Titel: Das Cupronelement.
Autor: Anonymus
Fundstelle: 1899, Band 313 (S. 12–14)
URL: http://dingler.culture.hu-berlin.de/article/pj313/ar313005

Das Cupronelement.

Dieses von Umbreit und Matthes hergestellte Primärelement zur Erzeugung stärkerer, konstanter elektrischer Ströme ist ein verbessertes Lalande-Element (Kupferoxyd-Alkali-Zink), welches bedeutende Vorzüge sowohl vor dem Lalande'schen als auch anderen nassen und trockenen Elementen besitzt.

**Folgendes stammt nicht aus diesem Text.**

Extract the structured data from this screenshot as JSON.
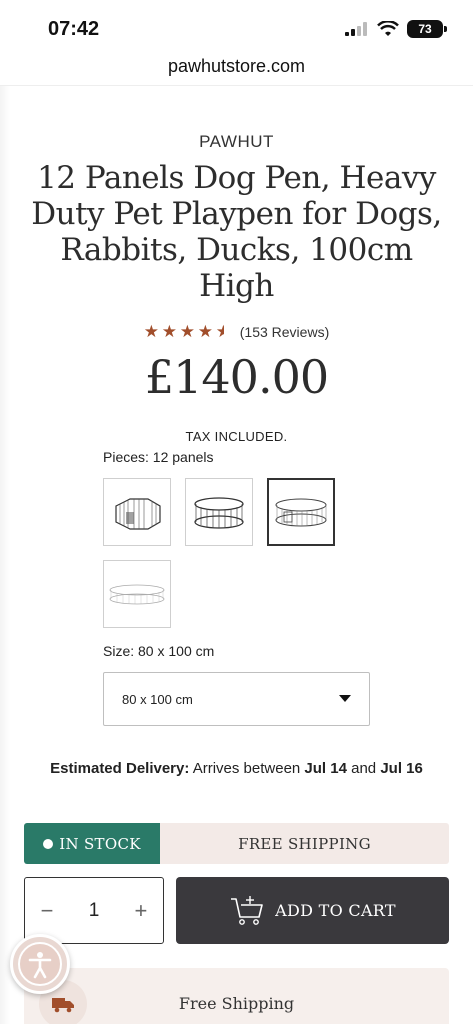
{
  "status_bar": {
    "time": "07:42",
    "battery": "73"
  },
  "browser": {
    "url": "pawhutstore.com"
  },
  "product": {
    "brand": "PAWHUT",
    "title": "12 Panels Dog Pen, Heavy Duty Pet Playpen for Dogs, Rabbits, Ducks, 100cm High",
    "rating": 4.5,
    "reviews": "(153 Reviews)",
    "price": "£140.00",
    "tax_note": "TAX INCLUDED."
  },
  "pieces": {
    "label": "Pieces: 12 panels",
    "options": [
      {
        "name": "8-panel-pen",
        "selected": false
      },
      {
        "name": "10-panel-pen",
        "selected": false
      },
      {
        "name": "12-panel-pen",
        "selected": true
      },
      {
        "name": "16-panel-pen",
        "selected": false
      }
    ]
  },
  "size": {
    "label": "Size: 80 x 100 cm",
    "selected": "80 x 100 cm"
  },
  "delivery": {
    "label": "Estimated Delivery:",
    "text_before": " Arrives between ",
    "start": "Jul 14",
    "middle": " and ",
    "end": "Jul 16"
  },
  "stock": {
    "status": "IN STOCK",
    "shipping": "FREE SHIPPING",
    "status_color": "#2a7a68"
  },
  "cart": {
    "quantity": "1",
    "minus": "−",
    "plus": "+",
    "add_label": "ADD TO CART",
    "button_color": "#3a393d"
  },
  "bottom": {
    "free_shipping": "Free Shipping"
  },
  "icons": {
    "cart": "cart-plus-icon",
    "truck": "truck-icon",
    "accessibility": "accessibility-icon",
    "star": "star-icon"
  }
}
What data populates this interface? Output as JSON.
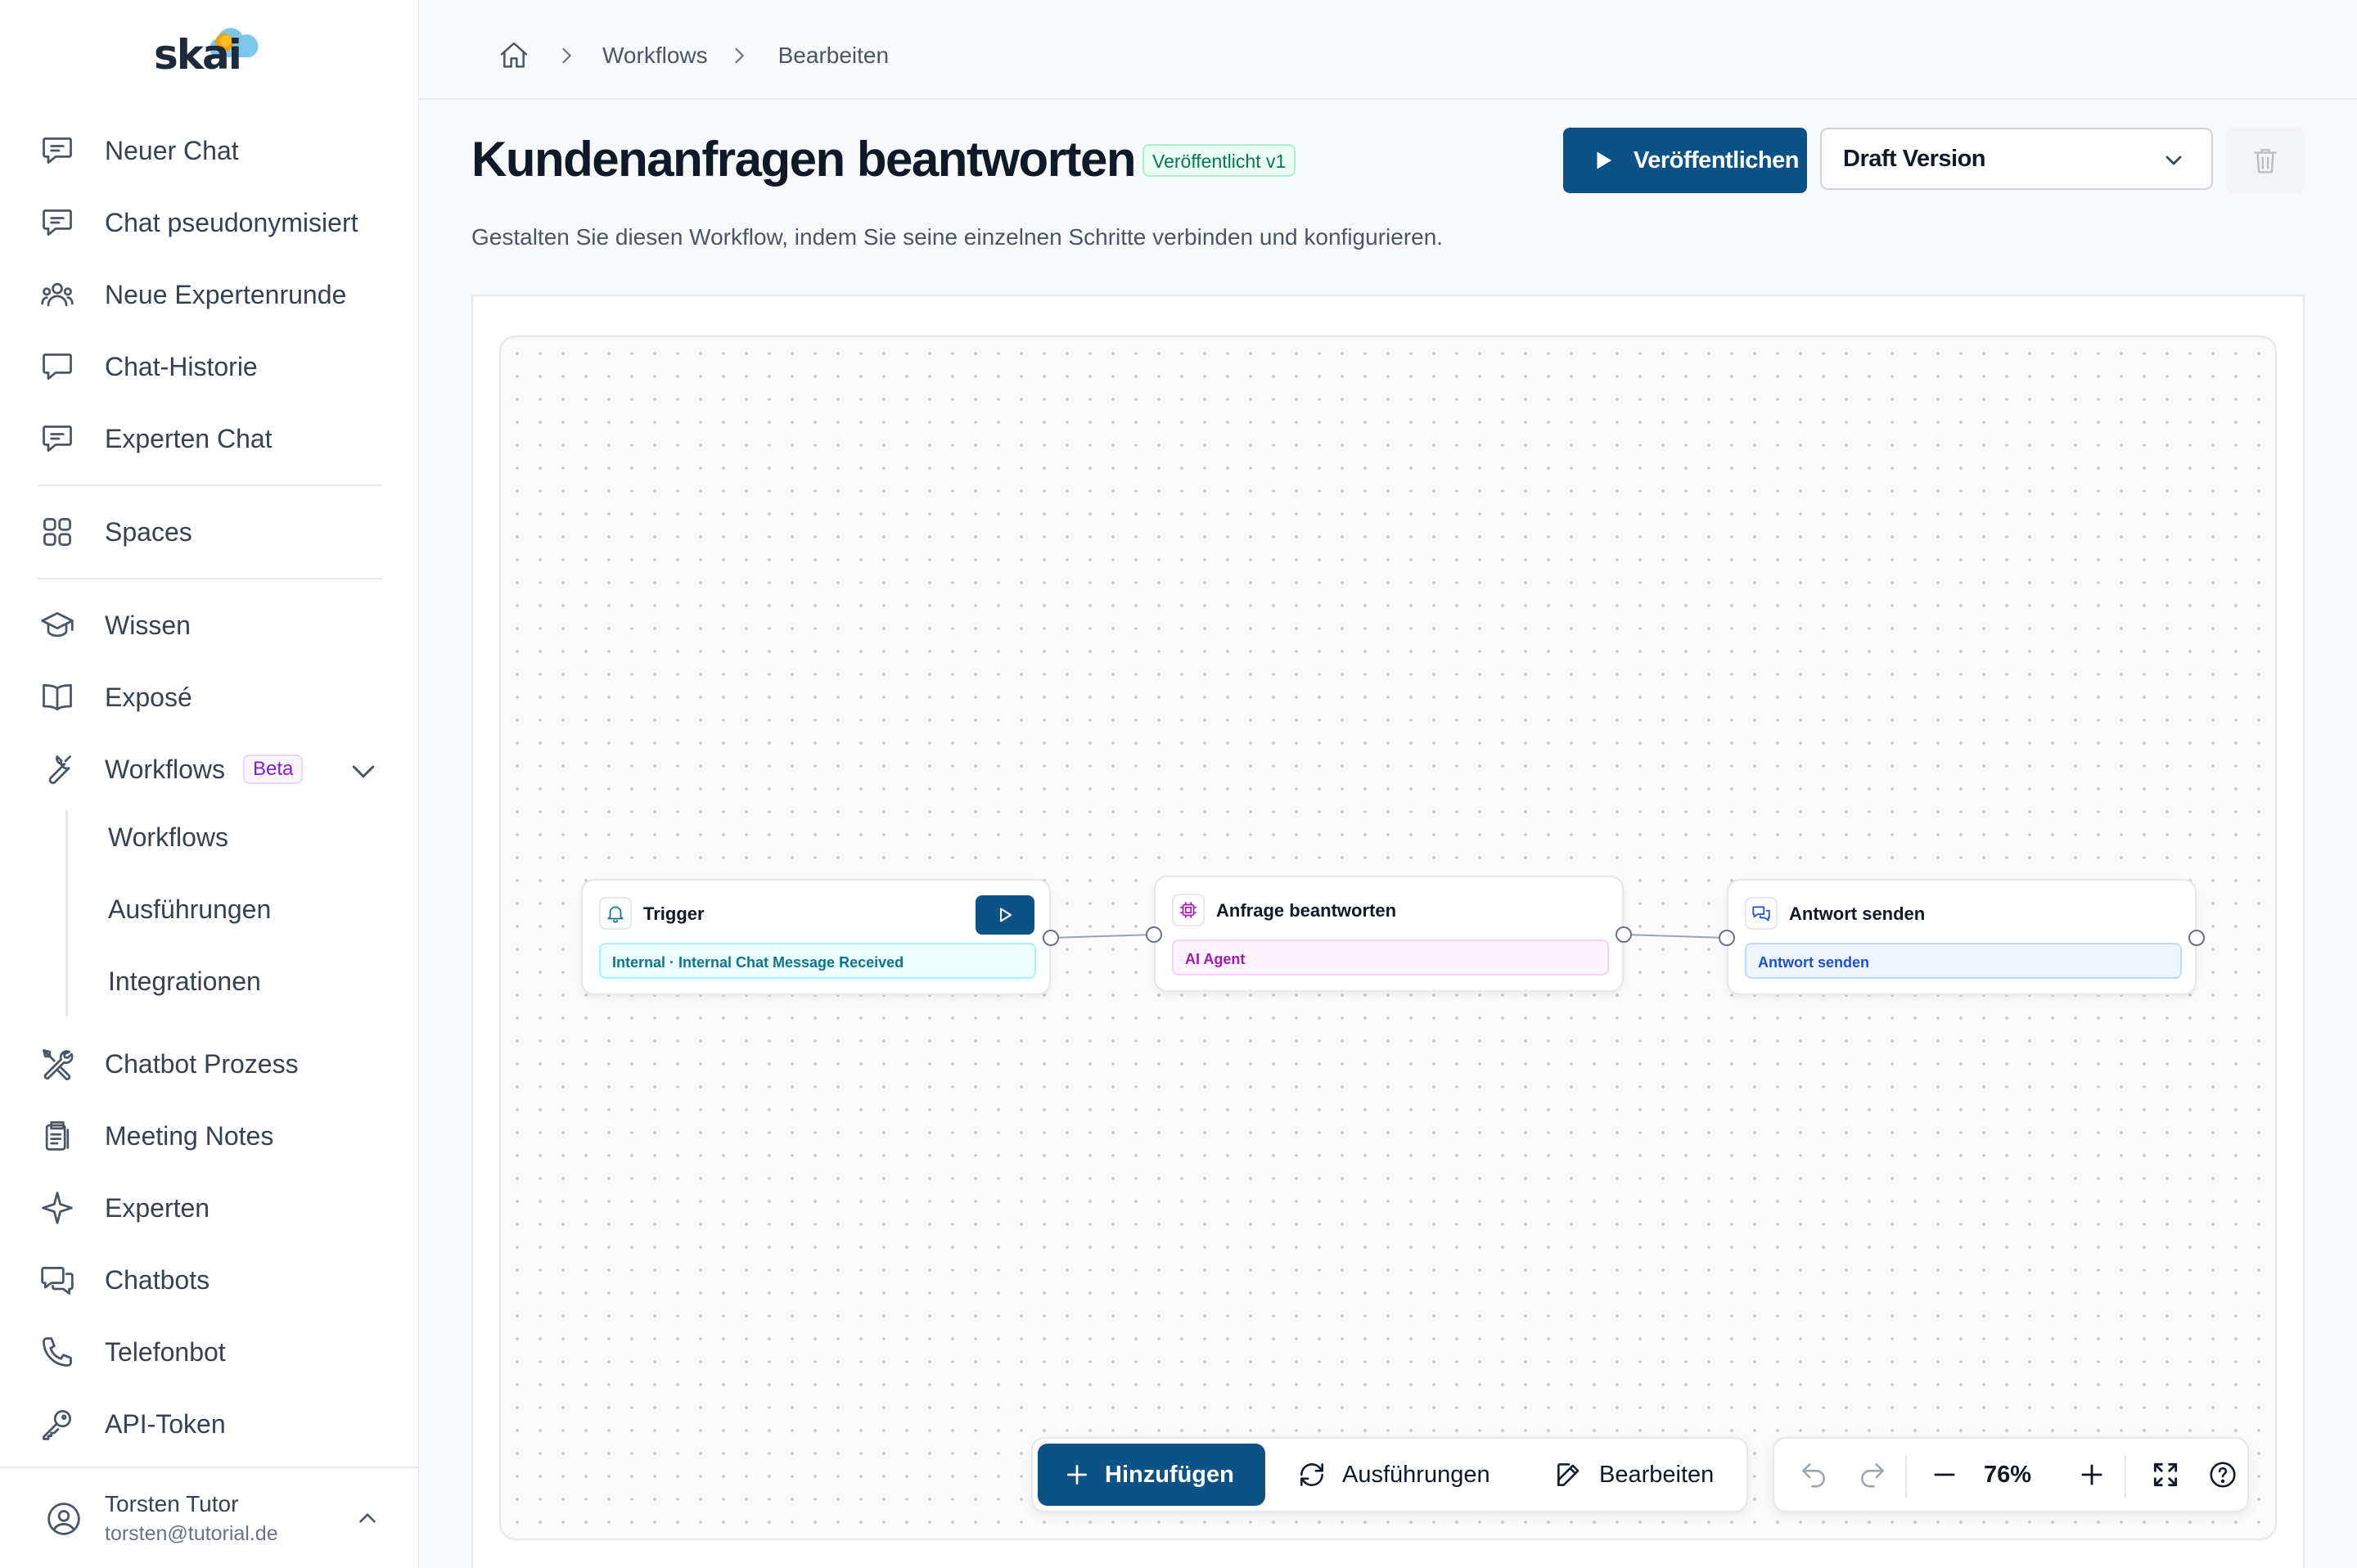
{
  "sidebar": {
    "logo": "skai",
    "items": [
      {
        "label": "Neuer Chat"
      },
      {
        "label": "Chat pseudonymisiert"
      },
      {
        "label": "Neue Expertenrunde"
      },
      {
        "label": "Chat-Historie"
      },
      {
        "label": "Experten Chat"
      },
      {
        "label": "Spaces"
      },
      {
        "label": "Wissen"
      },
      {
        "label": "Exposé"
      },
      {
        "label": "Workflows",
        "badge": "Beta",
        "expanded": true
      },
      {
        "label": "Chatbot Prozess"
      },
      {
        "label": "Meeting Notes"
      },
      {
        "label": "Experten"
      },
      {
        "label": "Chatbots"
      },
      {
        "label": "Telefonbot"
      },
      {
        "label": "API-Token"
      }
    ],
    "sub_items": [
      {
        "label": "Workflows"
      },
      {
        "label": "Ausführungen"
      },
      {
        "label": "Integrationen"
      }
    ],
    "user": {
      "name": "Torsten Tutor",
      "email": "torsten@tutorial.de"
    }
  },
  "breadcrumb": [
    "Workflows",
    "Bearbeiten"
  ],
  "header": {
    "title": "Kundenanfragen beantworten",
    "status_badge": "Veröffentlicht v1",
    "publish_label": "Veröffentlichen",
    "version_select": "Draft Version",
    "description": "Gestalten Sie diesen Workflow, indem Sie seine einzelnen Schritte verbinden und konfigurieren."
  },
  "nodes": [
    {
      "title": "Trigger",
      "tag": "Internal · Internal Chat Message Received",
      "icon": "bell-icon"
    },
    {
      "title": "Anfrage beantworten",
      "tag": "AI Agent",
      "icon": "cpu-icon"
    },
    {
      "title": "Antwort senden",
      "tag": "Antwort senden",
      "icon": "message-icon"
    }
  ],
  "toolbar": {
    "add_label": "Hinzufügen",
    "runs_label": "Ausführungen",
    "edit_label": "Bearbeiten",
    "zoom": "76%"
  },
  "colors": {
    "primary": "#0d5287",
    "published": "#047857",
    "trigger": "#0e7490",
    "agent": "#a21caf",
    "send": "#1d4ed8"
  }
}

Die Lalande'sche Idee, Verwendung von Kupferoxyd als depolarisierenden Stoff in galvanischen Elementen, ist eine der fruchtbarsten auf dem betreffenden Gebiete, und nur einige konstruktive Mängel tragen die Schuld daran, dass die 1884 gemachte Erfindung keinen Eingang in die Praxis fand. Wohl griffen vor 6 bis 8 Jahren verschiedene namhafte Fachleute die schon halb vergessene Idee auf, wesentliche Erfolge aber wurden nicht erzielt, bis das Cupronelement Ende des Jahres 1893 auf den Markt kam und als praktisch ausprobierte Konstruktion sich schnell Freunde erwarb.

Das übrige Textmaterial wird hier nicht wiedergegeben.